Pourquoi je construis ces liens, ces recueils des propositions des usagers sous forme de contes ?

C'est la façon que j'ai trouvée pour formaliser leur histoire, leur permettre de se l'approprier, mettre du sens.

C'est je pense mon goût personnel de la musicalité des mots, qui m'a donné l'envie de le partager avec cette population. Leur enthousiasme à ces jeux, leurs réussites, ont conforté ma conviction. Ces petites expériences socialisantes leur apprennent à accepter l'écoute de l'autre, accepter la frustration de ne pas être toujours le héros.

Ceci peut les aider, dans d'autres situations sociales. Par exemple, au foyer, accepteront-ils plus facilement le choix d'autres membres du groupe ? (Choix de chaînes de TV par ex) C'est aussi une forme de différenciation entre soi et l'autre, pouvoir apprécier ce que prépare quelqu'un d'autre pour soi.

 

5 - Ma place d'éducatrice et de thérapeute dans l'atelier. Mon sens éthique.

Je tiens compte de la singularité de chacun, de ses potentiels, ses capacités créatrices et à jouer. Je m'oblige à une grande rigueur pour être à l'écoute de chacun et à faire évoluer les évènements contés ou musiqués dans le respect du dynamisme de chacun. Je m'adapte aux pathologies rencontrées. En étant à l'écoute, j'essaie de saisir l'insaisissable pour lui donner vie. J'essaie également de stimuler le désir, de le porter en veillant à ne pas faire à la place, en veillant à ne pas trahir l'idée de l'usager ou ne pas m 'approprier quelque chose qui ne m'appartiendrait pas ou sonnerait faux. En effet, il est parfois tentant de vouloir obtenir un résultat qui me convienne, qui corresponde à mes valeurs esthétiques. Je suis donc souvent amenée à m'interroger : est-ce réellement ce qu'il voulait dire ? Ne suis-je pas en train de modifier son discours pour le rendre plus compréhensif ? Qu'est-ce qui prime ? Sa parole ? Mon désir que cette parole soit compréhensible ? Le sens de l'esthétique ? Quelle valeur accorder à un discours qui ne paraît pas cohérent au commun des humains ? Toutes ces questions sont portées à la réflexion avec mes collègues et demeurent l'engrais qui enrichit mon expérience.

 

6 - Des résultats au-delà de mes premiers objectifs.

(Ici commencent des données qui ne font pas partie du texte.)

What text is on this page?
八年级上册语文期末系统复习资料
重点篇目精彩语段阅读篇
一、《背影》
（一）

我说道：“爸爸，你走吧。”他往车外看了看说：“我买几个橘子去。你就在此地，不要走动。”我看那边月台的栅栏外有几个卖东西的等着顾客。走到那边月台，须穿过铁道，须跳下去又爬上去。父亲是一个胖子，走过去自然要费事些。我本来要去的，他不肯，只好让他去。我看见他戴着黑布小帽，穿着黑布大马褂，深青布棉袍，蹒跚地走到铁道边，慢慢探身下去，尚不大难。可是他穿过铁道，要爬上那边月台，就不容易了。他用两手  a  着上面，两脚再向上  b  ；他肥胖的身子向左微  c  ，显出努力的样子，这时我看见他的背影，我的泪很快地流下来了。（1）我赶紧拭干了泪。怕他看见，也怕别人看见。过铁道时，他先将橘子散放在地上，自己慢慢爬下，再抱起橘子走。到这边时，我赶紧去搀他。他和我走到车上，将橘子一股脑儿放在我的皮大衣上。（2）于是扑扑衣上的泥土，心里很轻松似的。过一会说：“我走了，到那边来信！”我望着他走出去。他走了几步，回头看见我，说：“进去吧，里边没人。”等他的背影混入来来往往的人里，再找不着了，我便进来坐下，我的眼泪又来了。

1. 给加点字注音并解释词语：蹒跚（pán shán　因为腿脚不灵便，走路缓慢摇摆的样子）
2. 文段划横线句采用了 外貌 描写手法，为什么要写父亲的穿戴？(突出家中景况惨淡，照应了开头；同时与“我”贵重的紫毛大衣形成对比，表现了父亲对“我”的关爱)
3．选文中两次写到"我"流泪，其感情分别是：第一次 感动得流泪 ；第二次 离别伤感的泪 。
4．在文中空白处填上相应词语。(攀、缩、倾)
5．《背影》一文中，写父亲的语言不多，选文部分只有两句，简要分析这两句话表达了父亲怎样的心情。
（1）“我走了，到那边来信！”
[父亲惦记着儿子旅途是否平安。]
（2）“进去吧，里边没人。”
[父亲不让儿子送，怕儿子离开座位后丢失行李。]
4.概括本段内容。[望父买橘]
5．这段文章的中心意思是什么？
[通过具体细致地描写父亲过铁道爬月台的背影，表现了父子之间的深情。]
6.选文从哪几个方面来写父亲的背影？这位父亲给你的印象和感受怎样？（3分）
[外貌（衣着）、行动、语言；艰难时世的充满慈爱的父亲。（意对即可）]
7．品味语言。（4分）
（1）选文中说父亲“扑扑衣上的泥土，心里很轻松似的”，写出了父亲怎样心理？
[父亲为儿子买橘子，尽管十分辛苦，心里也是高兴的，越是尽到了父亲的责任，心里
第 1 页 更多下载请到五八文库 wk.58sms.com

J'ai été surprise de la capacité des personnes à s'approprier cette activité musicale. J'ai été très surprise également de leurs capacités de création. J'émets ainsi l'hypothèse que des personnes déficientes mentales peuvent acquérir des connaissances, avoir accès à une culture, grâce à une thérapie adaptée. (Rejeux vivants et corporéisés pour la construction d'une mémoire.)

Je pense que ceci a été possible aussi grâce à mon dynamisme personnel et à la croyance que j'ai en ce que je fais. L'humour et l'approche ludique qui sont le fil conducteur de mon accompagnement éducatif, participent je pense beaucoup à ces résultats.

Pour terminer et résumer ce bilan j'ajouterai que cette possibilité donnée, de créer, de faire preuve d'une certaine audace, permet aux usagers de s'affranchir du poids de l'institution, du sentiment de dépendance à l'éducateur. Ces personnes adultes ont un passé institutionnel lourd et leurs difficultés à communiquer et à affirmer leur personnalité peuvent s'aggraver encore face aux règles collectives institutionnelles. L'atelier musique devient un espace où le sujet est entendu tel qu'il est, un espace où il peut découvrir de nouvelles façons d'agir, d'exprimer des émotions pour peut-être trouver ou retrouver une certaine maîtrise de son environnement.